Atum erschuf seinen Sohn, den Luftgott Schu, indem er ausspuckte und seine Tochter, die Göttin der Feuchtigkeit Tefnut, indem er sich übergab. Eines Tages verschwanden Schu und Tefnut und Atum weinte aus Sorge um sie. Aus seinen Tränen entstanden die Menschen. Er sandte eines seiner Augen aus, um die beiden zu suchen. Während das Auge den Aufenthaltsort der Götterkinder ausfindig machte, formte Atum ein neues Auge für sich, das er an die Stelle des alten setzte. Als das ausgeschickte Sinnesorgan mit den vermissten Kindern zurückkehrte und merkte, dass sein Platz neu vergeben worden war, wurde es sehr zornig, sodass Atum es sich an seine Stirn setzte, von wo aus es die ganze Welt überblicken konnte, die Atum nun gestalten wollte: Das Urgewässer zog sich in die Erde zurück und hinterließ als Erinnerung an seine Gegenwart den Nil.
Schu und Tefnut zeugten den Erdgott Geb und die Himmelsgöttin Nut.

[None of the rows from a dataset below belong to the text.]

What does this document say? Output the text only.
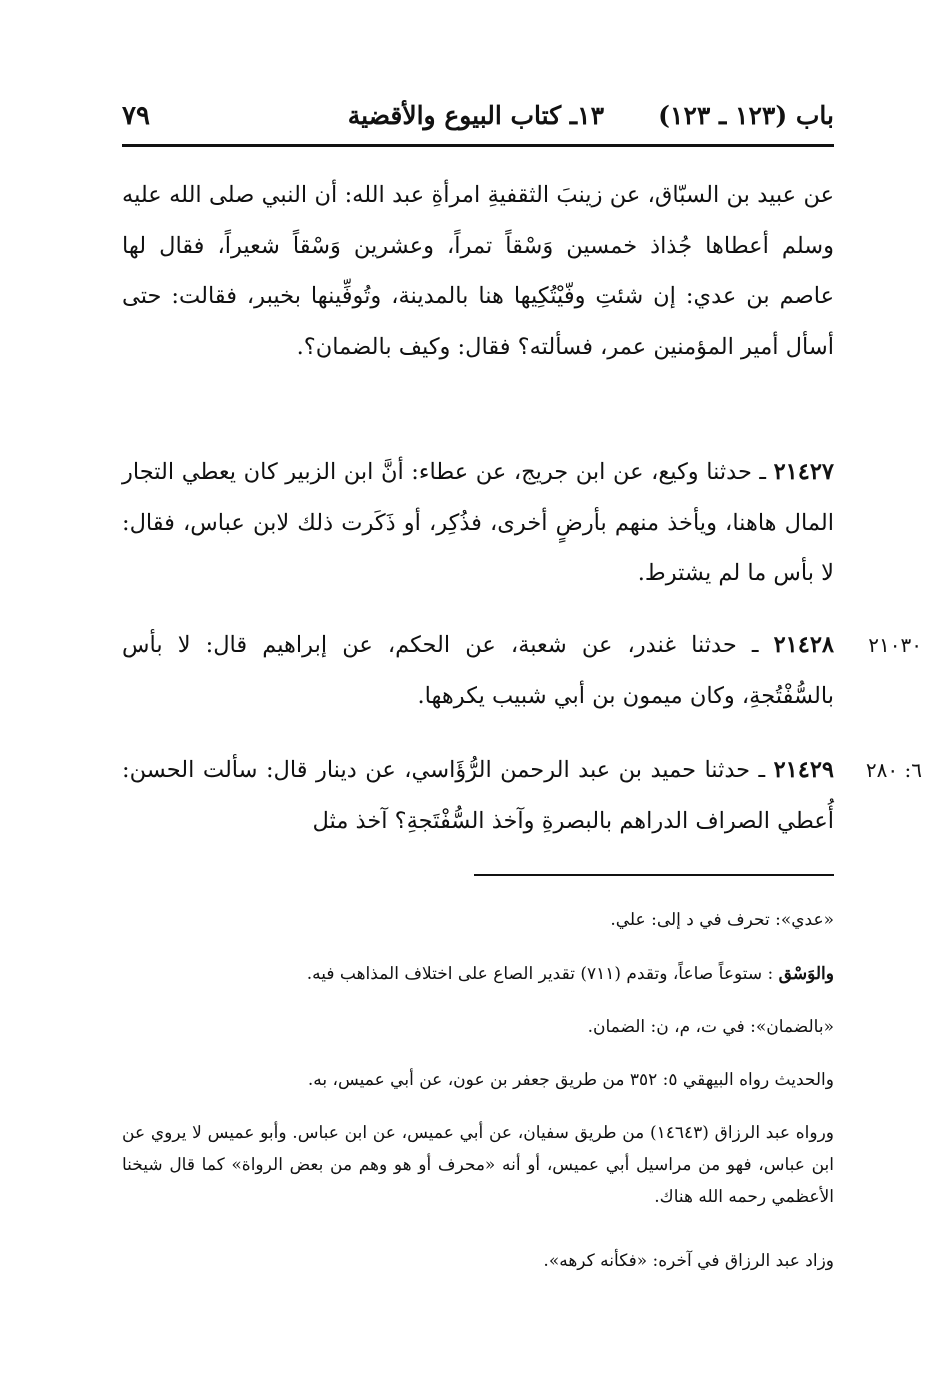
باب (١٢٣ ـ ١٢٣)
١٣ـ كتاب البيوع والأقضية
٧٩
عن عبيد بن السبّاق، عن زينبَ الثقفيةِ امرأةِ عبد الله: أن النبي صلى الله عليه وسلم أعطاها جُذاذ خمسين وَسْقاً تمراً، وعشرين وَسْقاً شعيراً، فقال لها عاصم بن عدي: إن شئتِ وفّيْتُكِيها هنا بالمدينة، وتُوفِّينها بخيبر، فقالت: حتى أسأل أمير المؤمنين عمر، فسألته؟ فقال: وكيف بالضمان؟.
٢١٤٢٧ ـ حدثنا وكيع، عن ابن جريج، عن عطاء: أنَّ ابن الزبير كان يعطي التجار المال هاهنا، ويأخذ منهم بأرضٍ أخرى، فذُكِر، أو ذَكَرت ذلك لابن عباس، فقال: لا بأس ما لم يشترط.
٢١٠٣٠
٢١٤٢٨ ـ حدثنا غندر، عن شعبة، عن الحكم، عن إبراهيم قال: لا بأس بالسُّفْتُجةِ، وكان ميمون بن أبي شبيب يكرهها.
٦: ٢٨٠
٢١٤٢٩ ـ حدثنا حميد بن عبد الرحمن الرُّؤَاسي، عن دينار قال: سألت الحسن: أُعطي الصراف الدراهم بالبصرةِ وآخذ السُّفْتَجةِ؟ آخذ مثل
«عدي»: تحرف في د إلى: علي.
والوَسْق : ستوعاً صاعاً، وتقدم (٧١١) تقدير الصاع على اختلاف المذاهب فيه.
«بالضمان»: في ت، م، ن: الضمان.
والحديث رواه البيهقي ٥: ٣٥٢ من طريق جعفر بن عون، عن أبي عميس، به.
ورواه عبد الرزاق (١٤٦٤٣) من طريق سفيان، عن أبي عميس، عن ابن عباس. وأبو عميس لا يروي عن ابن عباس، فهو من مراسيل أبي عميس، أو أنه «محرف أو هو وهم من بعض الرواة» كما قال شيخنا الأعظمي رحمه الله هناك.
وزاد عبد الرزاق في آخره: «فكأنه كرهه».
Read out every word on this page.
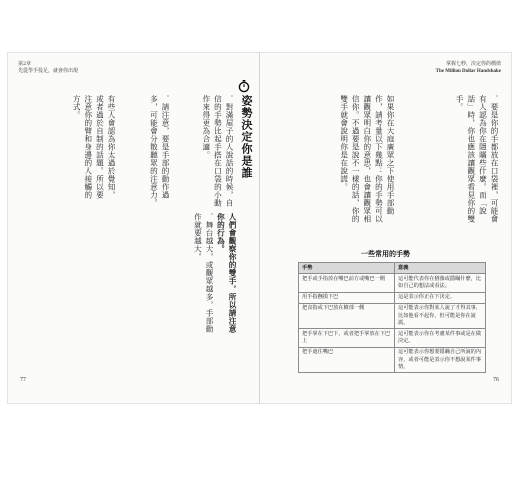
第2章
先從學手投足，就會你出現
有些人會認為你太過於覺知，或者過於自制的話題。所以要注意你的臂和身邊的人接觸的方式。	．請注意，要是手部的動作過多，可能會分散聽眾的注意力。	．對滿屋子的人說話的時候，自信的手勢比起手搭在口袋的小動作來得更為合適。	姿勢決定你是誰
．舞台越大，或觀眾越多，手部動作就要越大。	人們會觀察你的雙手，所以請注意你的行為。
77
掌握七秒，決定你的價值
The Million Dollar Handshake
如果你在大庭廣眾之下使用手部動作，請考量以下幾點：你的手勢可以讓觀眾明白你的意思，也會讓觀眾相信你。不過要是說不一樣的話，你的雙手就會說明你是在說謊。	．要是你的手都放在口袋裡，可能會有人認為你在隱瞞些什麼。而「說話」時，你也應該讓觀眾看見你的雙手。
一些常用的手勢
手勢	意義
把手或手指放在嘴巴前方或嘴巴一側	這可能代表你在猶豫或隱瞞什麼，比如自己的想法或看法。
用手指撫摸下巴	這是表示你正在下決定。
把食指或下巴放在臉部一側	這可能表示你對某人說了才得其事，比如他看不起你，但可能是你在說謊。
把手掌在下巴下，或者把手掌放在下巴上	這可能表示你在考慮某件事或是在做決定。
把手遮住嘴巴	這可能表示你想要隱瞞自己所說的內容，或者可能是表示你不想說某件事情。
76
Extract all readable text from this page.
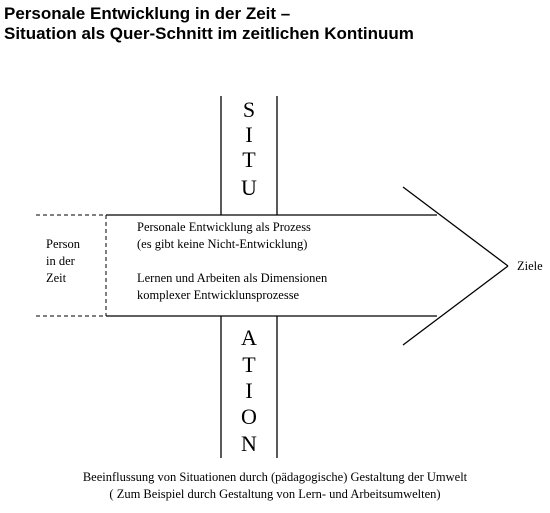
Personale Entwicklung in der Zeit –
Situation als Quer-Schnitt im zeitlichen Kontinuum
Person
in der
Zeit
Personale Entwicklung als Prozess
(es gibt keine Nicht-Entwicklung)
Lernen und Arbeiten als Dimensionen
komplexer Entwicklunsprozesse
Ziele
S
I
T
U
A
T
I
O
N

Beeinflussung von Situationen durch (pädagogische) Gestaltung der Umwelt

( Zum Beispiel durch Gestaltung von Lern- und Arbeitsumwelten)
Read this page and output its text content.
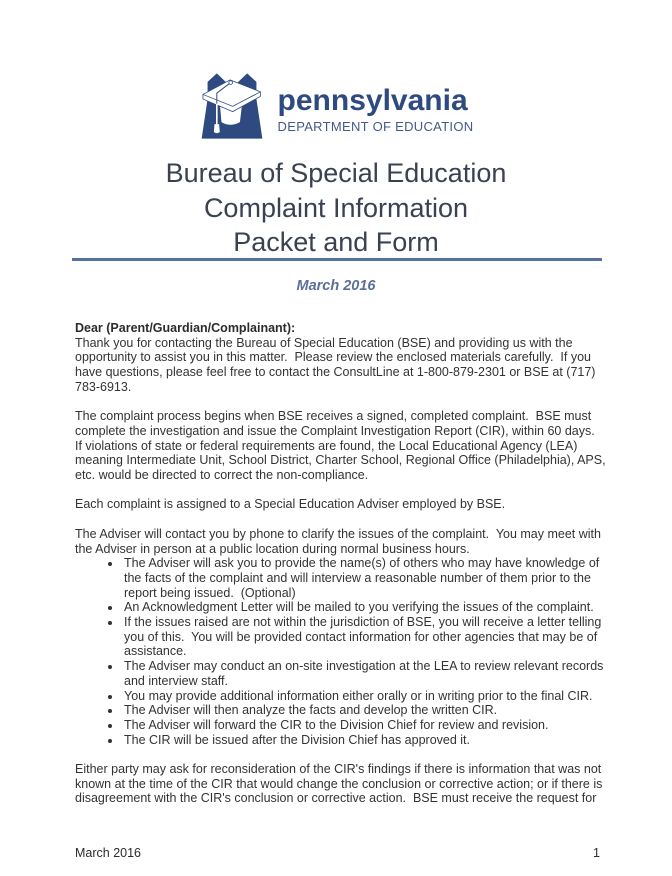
pennsylvania
DEPARTMENT OF EDUCATION
Bureau of Special Education
Complaint Information
Packet and Form
March 2016

Dear (Parent/Guardian/Complainant):

Thank you for contacting the Bureau of Special Education (BSE) and providing us with the opportunity to assist you in this matter.  Please review the enclosed materials carefully.  If you have questions, please feel free to contact the ConsultLine at 1-800-879-2301 or BSE at (717) 783-6913.

The complaint process begins when BSE receives a signed, completed complaint.  BSE must complete the investigation and issue the Complaint Investigation Report (CIR), within 60 days.  If violations of state or federal requirements are found, the Local Educational Agency (LEA) meaning Intermediate Unit, School District, Charter School, Regional Office (Philadelphia), APS, etc. would be directed to correct the non-compliance.

Each complaint is assigned to a Special Education Adviser employed by BSE.

The Adviser will contact you by phone to clarify the issues of the complaint.  You may meet with the Adviser in person at a public location during normal business hours.

• The Adviser will ask you to provide the name(s) of others who may have knowledge of the facts of the complaint and will interview a reasonable number of them prior to the report being issued.  (Optional)
• An Acknowledgment Letter will be mailed to you verifying the issues of the complaint.
• If the issues raised are not within the jurisdiction of BSE, you will receive a letter telling you of this.  You will be provided contact information for other agencies that may be of assistance.
• The Adviser may conduct an on-site investigation at the LEA to review relevant records and interview staff.
• You may provide additional information either orally or in writing prior to the final CIR.
• The Adviser will then analyze the facts and develop the written CIR.
• The Adviser will forward the CIR to the Division Chief for review and revision.
• The CIR will be issued after the Division Chief has approved it.

Either party may ask for reconsideration of the CIR's findings if there is information that was not known at the time of the CIR that would change the conclusion or corrective action; or if there is disagreement with the CIR's conclusion or corrective action.  BSE must receive the request for

March 2016	1
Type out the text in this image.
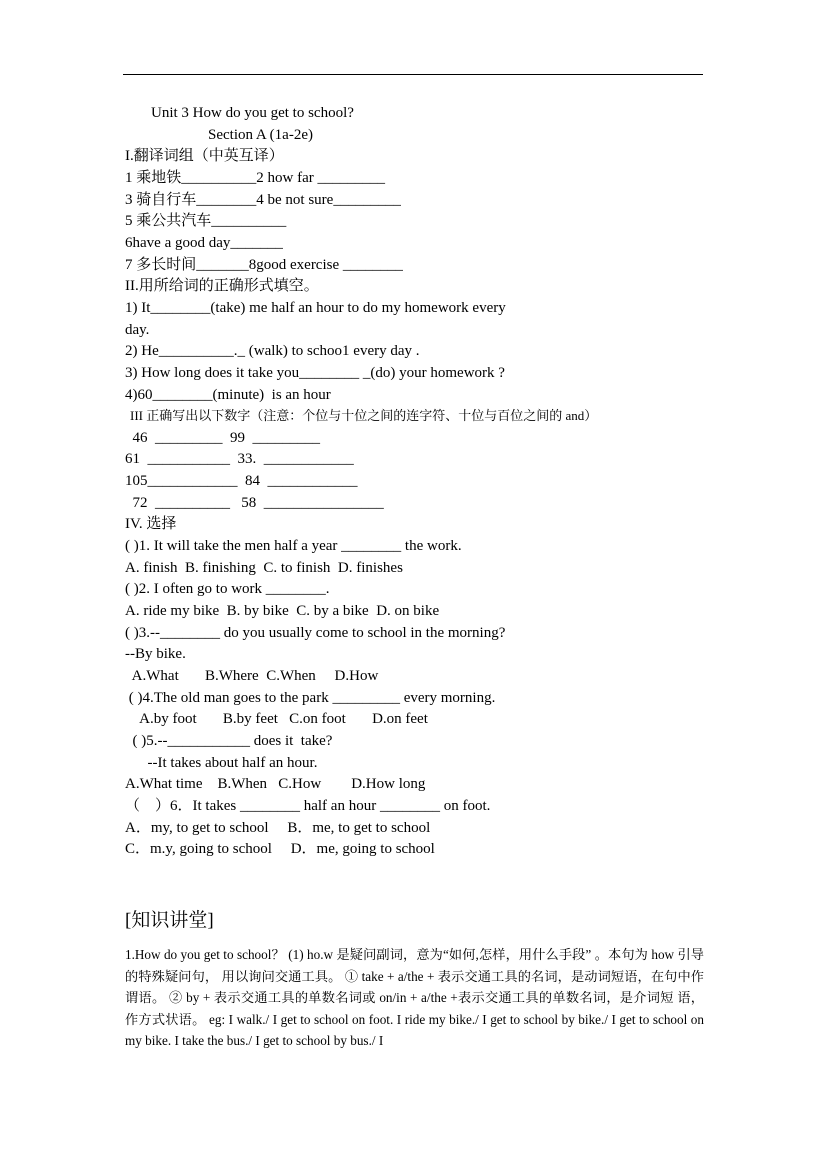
Unit 3 How do you get to school?
Section A (1a-2e)
I.翻译词组（中英互译）
1 乘地铁__________2 how far _________
3 骑自行车________4 be not sure_________
5 乘公共汽车__________
6have a good day_______
7 多长时间_______8good exercise ________
II.用所给词的正确形式填空。
1) It________(take) me half an hour to do my homework every
day.
2) He__________._ (walk) to schoo1 every day .
3) How long does it take you________ _(do) your homework ?
4)60________(minute)  is an hour
III 正确写出以下数字（注意：个位与十位之间的连字符、十位与百位之间的 and）
46  _________  99  _________
61  ___________  33.  ____________
105____________  84  ____________
72  __________   58  ________________
IV. 选择
( )1. It will take the men half a year ________ the work.
A. finish  B. finishing  C. to finish  D. finishes
( )2. I often go to work ________.
A. ride my bike  B. by bike  C. by a bike  D. on bike
( )3.--________ do you usually come to school in the morning?
--By bike.
A.What       B.Where  C.When     D.How
( )4.The old man goes to the park _________ every morning.
A.by foot       B.by feet   C.on foot       D.on feet
( )5.--___________ does it  take?
--It takes about half an hour.
A.What time    B.When   C.How        D.How long
（    ）6．It takes ________ half an hour ________ on foot.
A．my, to get to school     B．me, to get to school
C．m.y, going to school     D．me, going to school
[知识讲堂]
1.How do you get to school？ (1) ho.w 是疑问副词，意为“如何,怎样，用什么手段” 。本句为 how 引导的特殊疑问句， 用以询问交通工具。 ① take + a/the + 表示交通工具的名词，是动词短语，在句中作谓语。 ② by + 表示交通工具的单数名词或 on/in + a/the +表示交通工具的单数名词，是介词短 语，作方式状语。 eg: I walk./ I get to school on foot. I ride my bike./ I get to school by bike./ I get to school on my bike. I take the bus./ I get to school by bus./ I
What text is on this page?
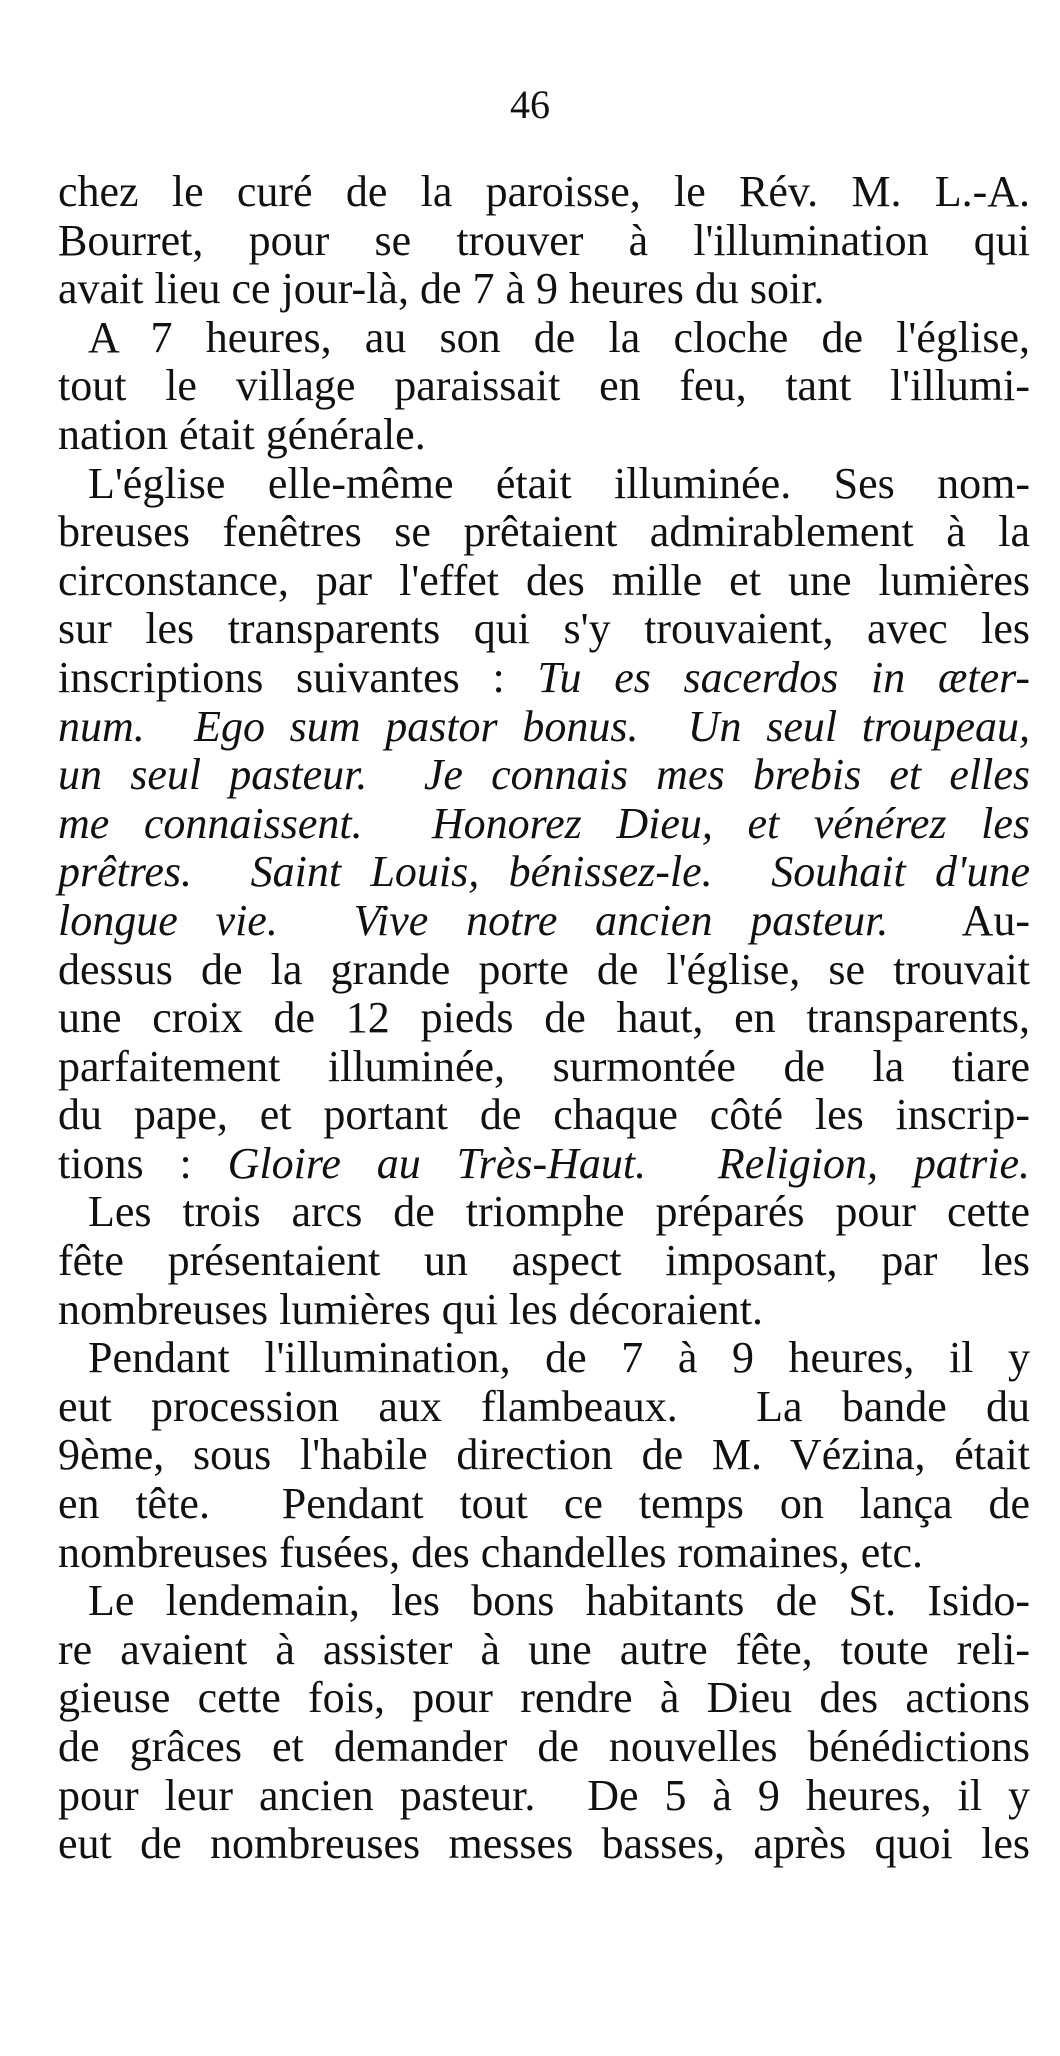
46
chez le curé de la paroisse, le Rév. M. L.-A.
Bourret, pour se trouver à l'illumination qui
avait lieu ce jour-là, de 7 à 9 heures du soir.
A 7 heures, au son de la cloche de l'église,
tout le village paraissait en feu, tant l'illumi-
nation était générale.
L'église elle-même était illuminée. Ses nom-
breuses fenêtres se prêtaient admirablement à la
circonstance, par l'effet des mille et une lumières
sur les transparents qui s'y trouvaient, avec les
inscriptions suivantes : Tu es sacerdos in æter-
num.  Ego sum pastor bonus.  Un seul troupeau,
un seul pasteur.  Je connais mes brebis et elles
me connaissent.  Honorez Dieu, et vénérez les
prêtres.  Saint Louis, bénissez-le.  Souhait d'une
longue vie.  Vive notre ancien pasteur.  Au-
dessus de la grande porte de l'église, se trouvait
une croix de 12 pieds de haut, en transparents,
parfaitement illuminée, surmontée de la tiare
du pape, et portant de chaque côté les inscrip-
tions : Gloire au Très-Haut.  Religion, patrie.
Les trois arcs de triomphe préparés pour cette
fête présentaient un aspect imposant, par les
nombreuses lumières qui les décoraient.
Pendant l'illumination, de 7 à 9 heures, il y
eut procession aux flambeaux.  La bande du
9ème, sous l'habile direction de M. Vézina, était
en tête.  Pendant tout ce temps on lança de
nombreuses fusées, des chandelles romaines, etc.
Le lendemain, les bons habitants de St. Isido-
re avaient à assister à une autre fête, toute reli-
gieuse cette fois, pour rendre à Dieu des actions
de grâces et demander de nouvelles bénédictions
pour leur ancien pasteur.  De 5 à 9 heures, il y
eut de nombreuses messes basses, après quoi les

Aber Schu, der Gott der Luft, war ein eifersüchtiger Vater, der nicht zulassen wollte, dass sich Himmel (Nut) und Erde (Geb) vereinigten und stellte sich deshalb zwischen sie. Doch trotzdem schafften es Nut und Geb, vier Kinder zu zeugen: Osiris und seine Schwestergemahlin Isis, die schon eine große Liebe im Mutterleib verbunden hatte, und Seth und dessen Frau Nephthys. Nephthys begehrte ihren Bruder Osiris, der jedoch nur Augen für Isis hatte. So nahm sie die Gestalt der Isis an, und zeugte mit dem nichtsahnenden Osiris ein Kind – den schakalköpfigen Anubis.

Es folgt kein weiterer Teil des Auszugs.